Además de estar en comunión con el Papa y el Obispo del lugar, el sacerdote que celebra la Santa Misa está también en comunión con todos los verdaderos sacerdotes y con todos los verdaderos fieles que profesan la fe católica “íntegramente”.

Los que profesan la fe católica íntegra son los que profesan la fe recibida de los Apóstoles. Los demás no cuentan como hijos fieles de la Iglesia. No se puede, en efecto, creer y practicar lo que a uno le parece, sino solamente lo que la verdadera Iglesia enseña y manda. Solo a este precio se vive en comunión con Ella y se goza de sus bienes: “también los diáconos tienen que ser hombres honestos, sin doblez en su lengua… que guarden el misterio de la fe en una conciencia pura” (1 Timoteo III, 8-9).

Es por esta razón que podríamos calificar como “falso profeta” a todo aquel que no profese y practique la fe católica en su integridad. No solamente son “falsos profetas” los herejes, sino también aquellos que eligen a sabiendas qué parte de la fe es conveniente tratar y qué parte no.

Monseñor Straubinger nos dice que Nuestro Señor nos habilita para poder reconocer a los falsos profetas, pues, no podríamos de otra manera aprovecharnos de la advertencia que nos da el Señor.

Esta capacidad depende de nuestra fe, por medio de la cual, podemos esperar y confiar en su infinita providencia. Es esencial para nuestra salvación creer en la fe íntegra de Nuestra Santa Iglesia Católica y los falsos profetas son quienes se oponen a esto: “el Espíritu dice claramente que en posteriores tiempos habrá quienes apostatarán de la fe, prestando oídos a espíritus de engaño y a doctrinas de demonios ensañadas por hipócritas impostores” (1 Timoteo IV, 1-2)

Enseña San Juan Crisóstomo: “La fe no consiste solo en profesarla, sino en obrarla. Cree, en Cristo el que confiesa en la forma que Él enseña, y el que no lo hiciere así no cree en Él. Si vive como Cristo manda, cree en Él, y de lo contrario no”.

“Creer a Cristo es obedecer a Cristo, y el que no le confiesa o no vive conforme a su doctrina, ni le oye ni le cree, y por eso no entrarán en el Reino de los Cielos, sino que muchos dirán: “Señor, Señor, ¿no profetizamos en tu nombre” (San Mateo VII, 22).

“¿En qué día? —se pregunta San Juan Crisóstomo. 

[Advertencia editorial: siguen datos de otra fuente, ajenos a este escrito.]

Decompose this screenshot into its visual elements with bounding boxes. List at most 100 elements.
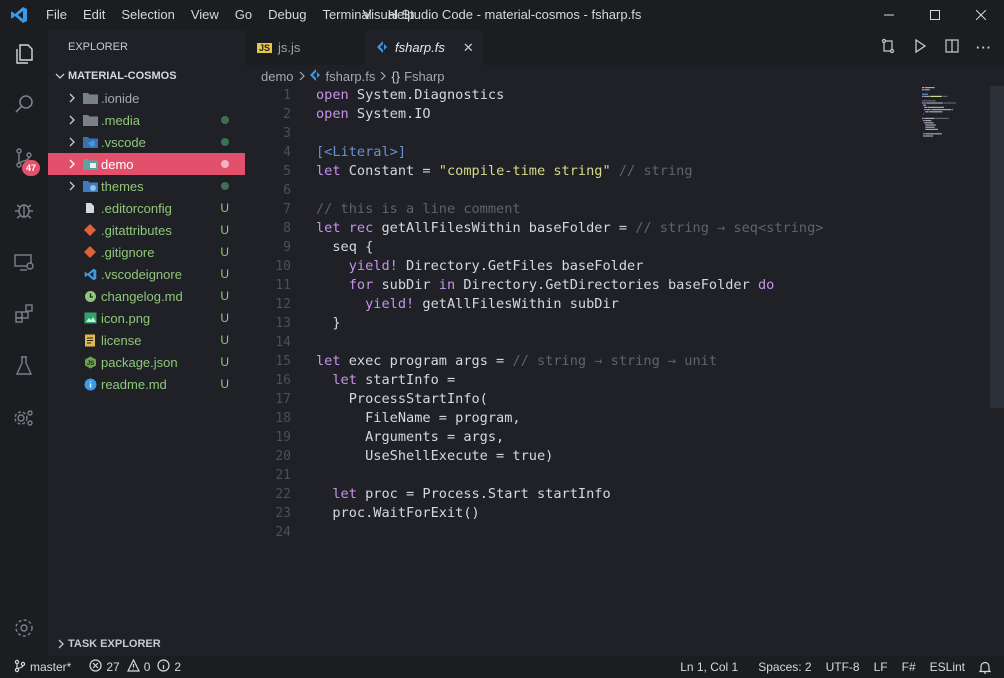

“Cuando venga en su majestad y separe a unos de otros como el pastor a su rebaño; cuando ya nadie se atreva a defenderse ni a contradecir la verdad con griterío de discursos y mentiras, porque entonces ya no se desea la gloria del mundo, sino que se teme la llama y el castigo del juicio”.

“En tal día—continúa Crisóstomo—en que no hablan los labios ni se esconden las obras como en este tiempo, sino que hablan las obras y los labios callan; cuando no se pregunta a las personas sin ver su conciencia, sino que se examinan las conciencias y son confundidas las personas, según San Pablo: “Siendo testigos sus conciencias y las sentencias” (Romanos II, 15).

“En aquel día en que nadie excusa a los pecadores, sino que todos se acusan entre sí; en que nadie se atreve a intervenir en favor ajeno, sino que todos temen, porque en aquel juicio no servirán de testigos los hombres fáciles a la adulación, ni los ángeles veraces nos juzgarán aceptando a las personas, sino que Dios justo “dará a cada uno según sus obras” (Romanos II, 6).

“¡Qué exactamente expresa la voz y angustia de los hombres aterrorizados que dicen “¡Señor, Señor!” No basta decir una vez “¡Señor!”, cuando el temor aprieta. “Acaso no profetizamos en tu nombre?”

Finaliza San Juan Crisóstomo: “Dicen en tu Nombre, y no en tu Espíritu, porque muchos son los que andan en el Nombre de Cristo para engañar, pero sin su Espíritu”. 

Considera el Crisóstomo que esto será “cuando el Señor venga en su majestad” (cf. San Marcos XIII, 26; San Lucas XXI, 27), es decir, en su Parusía. Y también enseña el santo que en la expresión “Señor, Señor…” (San Mateo VII, 21) no se refiere Jesús a los gentiles y judíos, sino a los falsos predicadores.

Enseña el Catecismo de Trento: “[Los predicadores tienen que] sacar lo que deben predicar de la Escritura y de la Tradición, en las cuales se contiene la Revelación de Dios, ocupándose continuamente en su estudio y meditación (cf. 1 Timoteo IV, 13)”. Un falso predicador sería, entonces, aquel que no se ajuste a esta norma: la Escritura, y la Tradición.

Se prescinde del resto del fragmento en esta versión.